If you don’t have a dedicated gadget, separating eggs always runs the risk of a cracked yolk seeping into your egg whites. But if you use three bowls throughout the process, you’ll never need to worry.
Emma Christensen at The Kitchn, like many of us, used to use two bowls, cracking the egg into one, and scooping the yolk into another. A better solution is to pour the whites from each egg into a third bowl, and keep cracking eggs into the newly emptied one. That way, if a yolk cracks, it will only ruin one egg, instead of all the eggs you cracked before it.

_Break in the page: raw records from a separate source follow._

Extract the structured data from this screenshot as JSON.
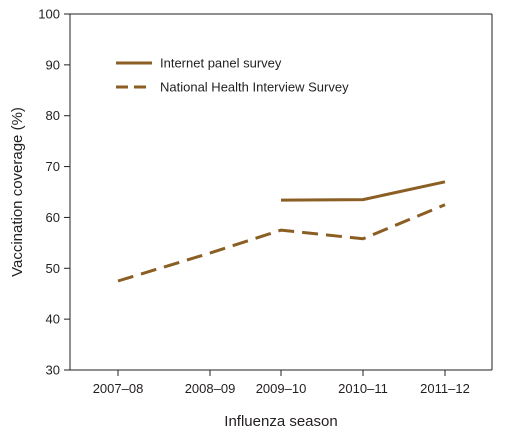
{
  "chart_data": {
    "type": "line",
    "xlabel": "Influenza season",
    "ylabel": "Vaccination coverage (%)",
    "ylim": [
      30,
      100
    ],
    "yticks": [
      30,
      40,
      50,
      60,
      70,
      80,
      90,
      100
    ],
    "categories": [
      "2007–08",
      "2008–09",
      "2009–10",
      "2010–11",
      "2011–12"
    ],
    "grid": false,
    "legend_position": "top-left",
    "series": [
      {
        "name": "Internet panel survey",
        "style": "solid",
        "color": "#8b5e24",
        "values": [
          null,
          null,
          63.4,
          63.5,
          67
        ]
      },
      {
        "name": "National Health Interview Survey",
        "style": "dashed",
        "color": "#8b5e24",
        "values": [
          47.5,
          53,
          57.5,
          55.8,
          62.5
        ]
      }
    ]
  }
}
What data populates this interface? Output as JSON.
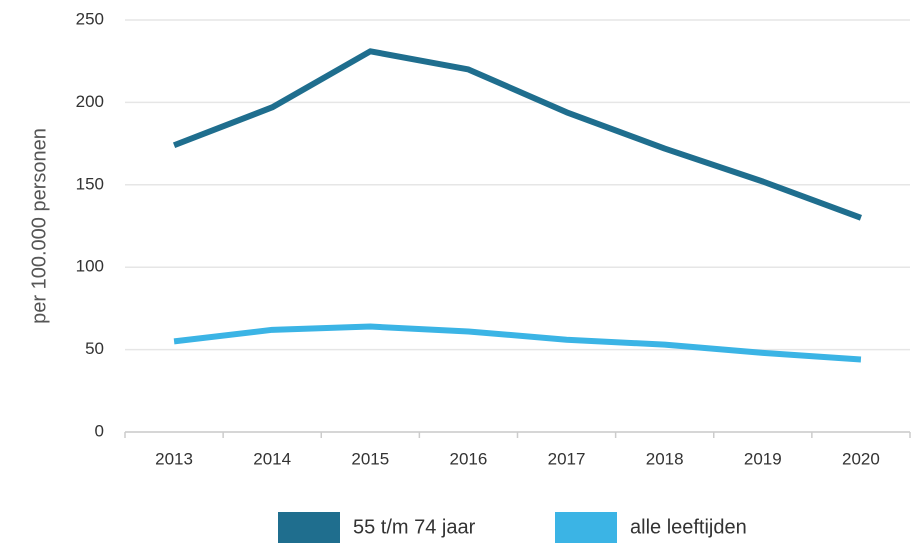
{
  "chart_data": {
    "type": "line",
    "y_label": "per 100.000 personen",
    "categories": [
      "2013",
      "2014",
      "2015",
      "2016",
      "2017",
      "2018",
      "2019",
      "2020"
    ],
    "series": [
      {
        "name": "55 t/m 74 jaar",
        "color": "#1f6e8e",
        "values": [
          174,
          197,
          231,
          220,
          194,
          172,
          152,
          130
        ]
      },
      {
        "name": "alle leeftijden",
        "color": "#3bb4e5",
        "values": [
          55,
          62,
          64,
          61,
          56,
          53,
          48,
          44
        ]
      }
    ],
    "ylim": [
      0,
      250
    ],
    "yticks": [
      0,
      50,
      100,
      150,
      200,
      250
    ],
    "grid": true,
    "legend": "bottom"
  }
}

It does create a little more clean up, but that’s a small price to pay for perfect egg whites.
This is the kind of tip that’s obvious in hindsight, but worth keeping in the back of your mind whenever you need to separate eggs for a recipe.
Why You Should Use 3 Bowls When Separating Eggs [The Kitchn]
Comments
4 responses to “Use The Three-Bowl Method When Separating Egg Whites”

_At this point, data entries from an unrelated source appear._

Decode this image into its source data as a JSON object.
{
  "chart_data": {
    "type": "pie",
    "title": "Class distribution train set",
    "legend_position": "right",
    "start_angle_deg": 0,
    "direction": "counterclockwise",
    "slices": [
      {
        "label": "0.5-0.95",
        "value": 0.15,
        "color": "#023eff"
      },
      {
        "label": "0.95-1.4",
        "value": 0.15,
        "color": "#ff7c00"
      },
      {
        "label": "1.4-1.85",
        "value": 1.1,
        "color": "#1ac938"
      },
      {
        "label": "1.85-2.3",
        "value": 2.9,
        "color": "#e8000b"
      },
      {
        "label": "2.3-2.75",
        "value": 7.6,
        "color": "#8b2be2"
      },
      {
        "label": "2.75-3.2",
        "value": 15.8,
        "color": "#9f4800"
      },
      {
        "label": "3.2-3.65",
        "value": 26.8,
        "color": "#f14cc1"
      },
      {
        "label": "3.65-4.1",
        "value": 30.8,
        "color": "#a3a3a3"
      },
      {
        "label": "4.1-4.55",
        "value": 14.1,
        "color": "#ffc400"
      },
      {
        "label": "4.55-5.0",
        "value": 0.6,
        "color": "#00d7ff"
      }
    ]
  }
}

Use an empty water bottle or coke bottle.
Crack the egg into a bowl, and use the bottle to suck the yolk out. Dump yolk into another bowl and the whites into another.
Easiest way, ever!
I just use my hand… Let the white slip through your fingers and put the yolk in another bowl… It’s really not that hard! (oh and always have a sink of water ready to wash off excess after you are done – I always cook with washing up water at the ready – I’m kinda needy like that!)

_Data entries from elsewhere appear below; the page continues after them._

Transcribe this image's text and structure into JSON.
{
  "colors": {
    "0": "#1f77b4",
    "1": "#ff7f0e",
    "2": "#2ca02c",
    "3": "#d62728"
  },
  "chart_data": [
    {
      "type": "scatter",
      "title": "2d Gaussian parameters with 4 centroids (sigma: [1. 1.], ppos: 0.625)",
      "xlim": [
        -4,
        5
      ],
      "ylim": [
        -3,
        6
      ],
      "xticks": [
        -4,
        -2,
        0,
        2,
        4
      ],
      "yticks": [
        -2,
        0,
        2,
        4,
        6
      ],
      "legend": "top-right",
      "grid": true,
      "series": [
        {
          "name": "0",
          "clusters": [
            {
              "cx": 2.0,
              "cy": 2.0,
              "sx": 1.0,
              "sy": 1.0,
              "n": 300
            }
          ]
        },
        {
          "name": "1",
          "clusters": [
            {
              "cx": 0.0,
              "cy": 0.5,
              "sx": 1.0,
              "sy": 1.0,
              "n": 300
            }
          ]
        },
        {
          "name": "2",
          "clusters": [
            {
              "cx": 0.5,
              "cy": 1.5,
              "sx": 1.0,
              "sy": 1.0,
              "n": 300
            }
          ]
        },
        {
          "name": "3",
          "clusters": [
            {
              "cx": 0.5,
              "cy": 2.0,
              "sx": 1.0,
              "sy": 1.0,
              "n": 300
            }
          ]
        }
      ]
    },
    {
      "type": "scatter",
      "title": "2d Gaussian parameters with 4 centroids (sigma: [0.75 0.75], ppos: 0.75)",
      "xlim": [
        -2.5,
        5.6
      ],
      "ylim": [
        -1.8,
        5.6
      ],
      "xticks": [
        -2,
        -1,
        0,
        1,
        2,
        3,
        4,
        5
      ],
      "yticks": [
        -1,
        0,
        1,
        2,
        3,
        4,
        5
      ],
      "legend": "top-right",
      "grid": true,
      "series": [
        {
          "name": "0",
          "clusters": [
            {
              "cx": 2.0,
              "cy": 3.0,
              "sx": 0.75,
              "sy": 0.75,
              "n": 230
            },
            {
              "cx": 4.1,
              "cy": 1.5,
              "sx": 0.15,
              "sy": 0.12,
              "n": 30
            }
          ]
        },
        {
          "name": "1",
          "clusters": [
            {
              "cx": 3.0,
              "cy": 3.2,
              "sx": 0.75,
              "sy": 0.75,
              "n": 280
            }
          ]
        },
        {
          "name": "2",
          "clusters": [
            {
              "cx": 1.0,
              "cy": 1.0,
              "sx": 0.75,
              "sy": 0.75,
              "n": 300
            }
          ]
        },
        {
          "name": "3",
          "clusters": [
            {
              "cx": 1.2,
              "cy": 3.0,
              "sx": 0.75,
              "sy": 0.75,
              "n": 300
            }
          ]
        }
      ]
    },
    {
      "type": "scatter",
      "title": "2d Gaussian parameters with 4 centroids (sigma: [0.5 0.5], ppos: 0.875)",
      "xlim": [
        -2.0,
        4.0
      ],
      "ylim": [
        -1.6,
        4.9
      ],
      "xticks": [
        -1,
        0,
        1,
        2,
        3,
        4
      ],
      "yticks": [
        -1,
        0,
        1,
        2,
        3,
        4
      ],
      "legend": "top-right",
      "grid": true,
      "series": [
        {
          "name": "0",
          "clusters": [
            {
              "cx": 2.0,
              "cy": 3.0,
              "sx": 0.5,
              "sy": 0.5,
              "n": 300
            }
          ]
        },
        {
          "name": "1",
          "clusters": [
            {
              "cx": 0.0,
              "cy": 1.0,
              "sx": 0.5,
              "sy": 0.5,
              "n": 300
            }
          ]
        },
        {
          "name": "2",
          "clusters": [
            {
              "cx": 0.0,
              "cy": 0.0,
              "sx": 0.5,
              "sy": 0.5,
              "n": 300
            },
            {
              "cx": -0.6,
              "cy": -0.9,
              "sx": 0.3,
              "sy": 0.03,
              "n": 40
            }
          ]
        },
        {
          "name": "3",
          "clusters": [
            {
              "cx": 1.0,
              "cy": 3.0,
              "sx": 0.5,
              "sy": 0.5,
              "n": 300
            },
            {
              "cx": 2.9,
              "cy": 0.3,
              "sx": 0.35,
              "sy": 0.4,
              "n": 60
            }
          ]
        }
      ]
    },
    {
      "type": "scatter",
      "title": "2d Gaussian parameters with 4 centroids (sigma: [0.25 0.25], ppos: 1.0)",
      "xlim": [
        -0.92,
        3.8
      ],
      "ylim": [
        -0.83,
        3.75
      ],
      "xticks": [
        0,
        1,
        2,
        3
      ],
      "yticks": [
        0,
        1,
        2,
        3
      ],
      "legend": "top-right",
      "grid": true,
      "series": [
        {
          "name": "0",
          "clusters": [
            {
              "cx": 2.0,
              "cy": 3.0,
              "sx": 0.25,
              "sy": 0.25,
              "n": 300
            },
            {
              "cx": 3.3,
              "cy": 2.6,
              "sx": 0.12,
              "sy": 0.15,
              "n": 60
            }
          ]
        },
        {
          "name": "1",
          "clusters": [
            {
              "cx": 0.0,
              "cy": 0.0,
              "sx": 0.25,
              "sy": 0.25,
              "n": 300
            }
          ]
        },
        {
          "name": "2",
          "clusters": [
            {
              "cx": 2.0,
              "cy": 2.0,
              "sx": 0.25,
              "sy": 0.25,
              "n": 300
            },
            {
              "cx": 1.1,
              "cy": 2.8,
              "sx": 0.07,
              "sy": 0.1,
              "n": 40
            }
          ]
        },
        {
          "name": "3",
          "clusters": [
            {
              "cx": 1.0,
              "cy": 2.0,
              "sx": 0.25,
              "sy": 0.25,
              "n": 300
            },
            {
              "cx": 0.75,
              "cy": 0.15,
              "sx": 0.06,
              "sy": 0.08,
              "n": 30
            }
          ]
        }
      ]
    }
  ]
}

clean as you go…good thinking
This seems like the most absolutely complicated way to do something so simple 😐
Too complicated, too much washing D:
1. Crack with one hand, pour into the other (alt. crack with both hands, keep yolk in one shell while splitting egg and dump into second hand
2. White drains through fingers into first bowl
3. Hand dumps yolk into second bowl
Tiny yolk break? Scoop it out with one of your egg halves, egg halves are like magical yolk magnets. Tip, just dip it in and let the yolk come to you instead of chasing it.
This was how I was trained in the kitchen when I did a stint as a teen. Got through a stack of 5×5 boxes in no time.